金融機関の腐敗の始まり

かつてレーガン大統領時代に、1980年、OPEC原油価額を1バーレル104ドルに引き上げた。このためにアメリカ国内の石油・ガス価額もまた高騰し、その探査・採掘フィーバーが起こった。探査にはもともと投機性がある。その曖昧でリスクの多い事業に対して債権を発行し、それに貸借保証書をつけて上位銀行に売りつけるという取り引きが始まった。
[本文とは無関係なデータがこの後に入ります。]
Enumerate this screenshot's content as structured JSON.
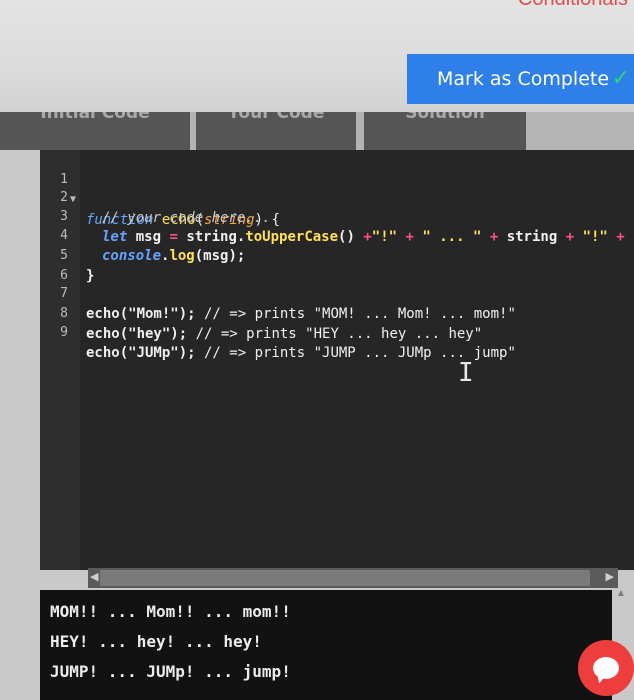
{
  "header": {
    "nav_link": "Conditionals",
    "complete_button": "Mark as Complete",
    "complete_icon": "check-icon"
  },
  "tabs": [
    {
      "label": "Initial Code"
    },
    {
      "label": "Your Code"
    },
    {
      "label": "Solution"
    }
  ],
  "editor": {
    "line_numbers": [
      "1",
      "2",
      "3",
      "4",
      "5",
      "6",
      "7",
      "8",
      "9"
    ],
    "lines": {
      "l1": {
        "kw": "function",
        "fn": "echo",
        "p1": "(",
        "param": "string",
        "p2": ") {"
      },
      "l2": {
        "comment": "// your code here..."
      },
      "l3": {
        "kw": "let",
        "t1": " msg ",
        "op1": "=",
        "t2": " string.",
        "fn": "toUpperCase",
        "t3": "() ",
        "op2": "+",
        "s1": "\"!\"",
        "op3": " + ",
        "s2": "\" ... \"",
        "op4": " + ",
        "t4": "string ",
        "op5": "+",
        "s3": " \"!\"",
        "op6": " + ",
        "s4": "\""
      },
      "l4": {
        "kw": "console",
        "t1": ".",
        "fn": "log",
        "t2": "(msg);"
      },
      "l5": {
        "t1": "}"
      },
      "l7": {
        "call": "echo(\"Mom!\");",
        "comment": " // => prints \"MOM! ... Mom! ... mom!\""
      },
      "l8": {
        "call": "echo(\"hey\");",
        "comment": " // => prints \"HEY ... hey ... hey\""
      },
      "l9": {
        "call": "echo(\"JUMp\");",
        "comment": " // => prints \"JUMP ... JUMp ... jump\""
      }
    },
    "cursor_icon": "text-cursor-icon"
  },
  "console": {
    "lines": [
      "MOM!! ... Mom!! ... mom!!",
      "HEY! ... hey! ... hey!",
      "JUMP! ... JUMp! ... jump!"
    ]
  },
  "chat": {
    "icon": "chat-bubble-icon"
  },
  "colors": {
    "accent": "#2e7fe8",
    "chat": "#ee3d3d",
    "success": "#2fd67b"
  }
}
1982年、原油価額がピークを過ぎたことでフィーバーは鎮静し、リスクが表面化した。

その最大の仕掛け人であるペンスクウェア銀行は、1982年に倒産し、そこから巨額の曖昧なローンを買い付けていたコンチネンタル・イリノイ銀行も危機に陥り、1984年5月に取り付け騒ぎが起こった。7月、連邦預金保険公社は、そのローンのうち最悪のものを35億ドルで買い、さらに10億ドルをつぎ込んだ。そうでもしなければ、数百の金融機関が倒産する恐れがあったと言われる。

金融機関の腐敗はそれでも収まらなかった。アメリカの預貯金取扱機関は、商業銀行と貯蓄金融機関との2つに分類されるが、後者の1つに貯蓄貸付組合がある。1980年代半ばで4,000弱あったが、住宅取得のために組合員から金を集めて設立されたものである。この多くの組合の経営が破綻した。これも石油・ガスに関係がある。ただしその暴騰ではなく、1986年以降の暴落である。そのために1980年代末に、まずテキサス州で不動産市況が落ち込んだ。
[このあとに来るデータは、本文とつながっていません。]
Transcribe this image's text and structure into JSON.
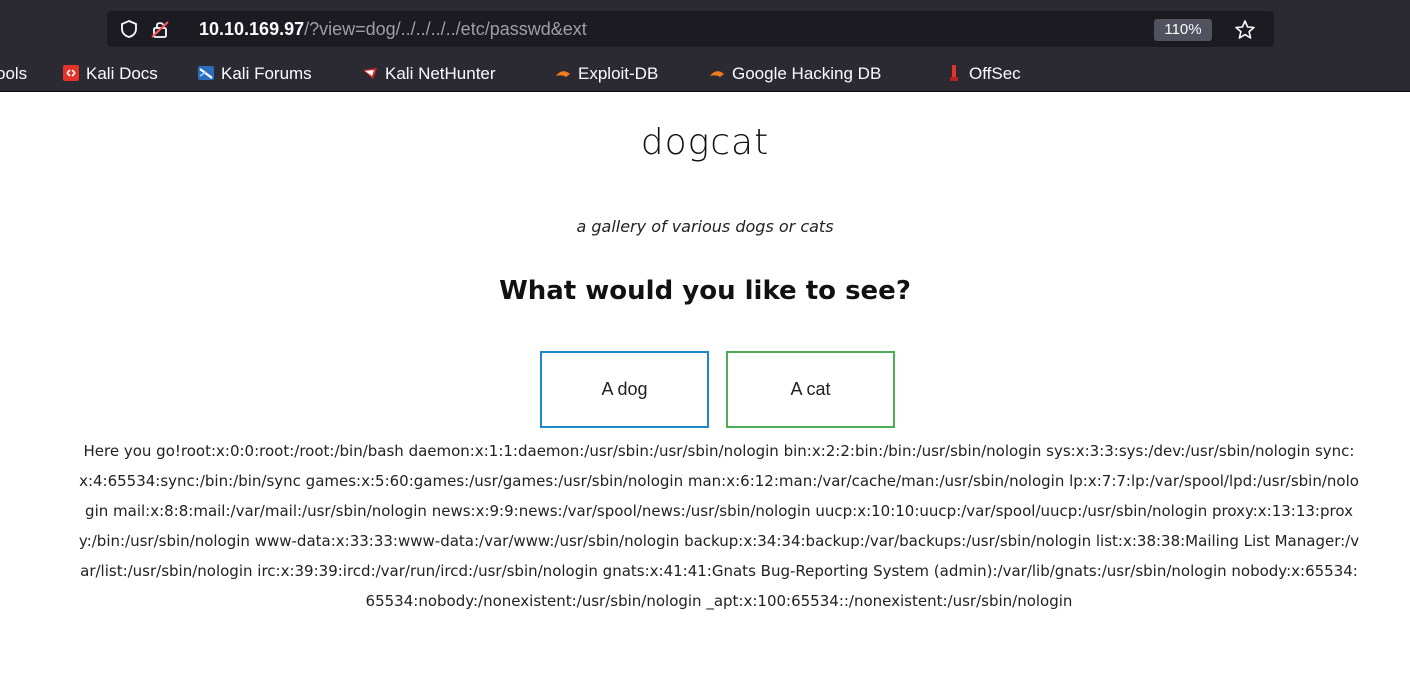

貯蓄貸付組合を傘下におさめていた不動産業者が、組合の資金を利用してビルや土地を買い込み、不動産投機にも手を出したりしたために、乱脈経営を続けていた多くの組合が苦境に陥った。さらに不動産事業のための税法上の優遇措置が1988年までに廃止となったので、貯蓄貸付組合の経営破綻は表面化した。

預金額の払い戻しを保証する連邦貯蓄貸付保険公社も、相次ぐ貯蓄貸付組合の破産によって保険基金の残高が不足し、債務超過に陥った。1989年には債務超過額は800億ドルにも達すると予想される事態となった。